Deletion of Two Endo-β-1,4-Xylanase Genes Reveals Additional Isozymes Secreted by the Rice Blast Fungus

Abstract

Fungal pathogens secrete hydrolases during infection of plant tissues capable of fragmenting the primary cell wall polysaccharides of the host. Magnaporthe grisea, the fungal pathogen that causes blast disease of graminaceous monocots, secretes two distinct endo-β-1,4-D-xylanases when grown on xylan-rich rice cell walls as the carbon source. We have previously reported the cloning of the genes encoding these two xylanases, XYL1 and XYL2 (formerly XYN22 and XYN33, respectively; see S.-C. Wu, S. Kauffmann, A. G. Darvill, and P. Albersheim, Mol. Plant-Microbe Interact. 8:506–514, 1995). We now present three M. grisea mutants created by selective deletion of XYL1 and/or XYL2. The xyl1 mutant grows as well as the parent in culture medium when rice cell walls or xylan is the sole carbon source. Under the same conditions, the xyl2 mutant grows slightly slower than the parent, whereas the xyl1/xyl2 double mutant exhibits a 50% reduction in accumulation of total mycelial mass.
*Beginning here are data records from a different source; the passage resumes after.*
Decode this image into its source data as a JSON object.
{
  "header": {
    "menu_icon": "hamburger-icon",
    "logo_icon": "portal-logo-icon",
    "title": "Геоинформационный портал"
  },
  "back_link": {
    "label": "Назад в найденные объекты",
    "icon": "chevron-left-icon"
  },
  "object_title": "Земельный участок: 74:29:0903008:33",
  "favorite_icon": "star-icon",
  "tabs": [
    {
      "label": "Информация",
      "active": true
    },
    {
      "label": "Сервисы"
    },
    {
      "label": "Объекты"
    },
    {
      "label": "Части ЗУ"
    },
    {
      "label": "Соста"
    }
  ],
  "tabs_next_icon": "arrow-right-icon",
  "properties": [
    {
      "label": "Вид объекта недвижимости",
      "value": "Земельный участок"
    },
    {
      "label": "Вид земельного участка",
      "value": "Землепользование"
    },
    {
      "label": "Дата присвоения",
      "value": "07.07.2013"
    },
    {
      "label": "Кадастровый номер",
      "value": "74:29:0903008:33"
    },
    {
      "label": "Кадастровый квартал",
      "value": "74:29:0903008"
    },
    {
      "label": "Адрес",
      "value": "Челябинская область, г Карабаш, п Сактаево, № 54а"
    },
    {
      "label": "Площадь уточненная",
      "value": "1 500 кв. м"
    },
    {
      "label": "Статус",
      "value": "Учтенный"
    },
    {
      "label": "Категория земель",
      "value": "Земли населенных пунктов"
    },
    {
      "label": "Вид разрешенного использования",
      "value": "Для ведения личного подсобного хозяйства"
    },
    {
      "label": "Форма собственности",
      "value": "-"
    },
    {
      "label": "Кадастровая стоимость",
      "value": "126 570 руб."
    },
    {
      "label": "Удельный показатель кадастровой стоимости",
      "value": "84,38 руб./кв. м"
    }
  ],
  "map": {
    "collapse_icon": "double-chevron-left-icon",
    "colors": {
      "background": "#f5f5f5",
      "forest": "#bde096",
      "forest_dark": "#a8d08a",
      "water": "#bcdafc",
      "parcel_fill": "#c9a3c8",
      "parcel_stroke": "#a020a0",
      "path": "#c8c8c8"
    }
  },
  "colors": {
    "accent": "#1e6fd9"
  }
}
Under conditions idealized for infection, all three mutants infect host plants as efficiently as the parent, indicating neither XYL1 nor XYL2 is required by M. grisea for infection. Endoxylanase assays showed that, at the stationary stage of growth in culture when the accumulation of total xylanase activity is at its maximum, the xyl1 mutant retains ≈ 88%, xyl2, 39%, and xyl1/xyl2, 19% of the endoxylanase activity of the parent. Partial protein purification of xylanases secreted by the xyl1/xyl2 double mutant revealed four distinct endoxylanase activities. One of the xylanases, XYL3, is present in the culture filtrate of both the parent and the mutant strains, and, like XYL1, has been identified as a member of the Family G xylanases. The other three xylanases are not found in the culture filtrates of the parent or of the xyl1 mutant. Thus, M. grisea appears capable of secreting additional xylanases and does so when XYL2, a member of the Family F glycanases, has been eliminated.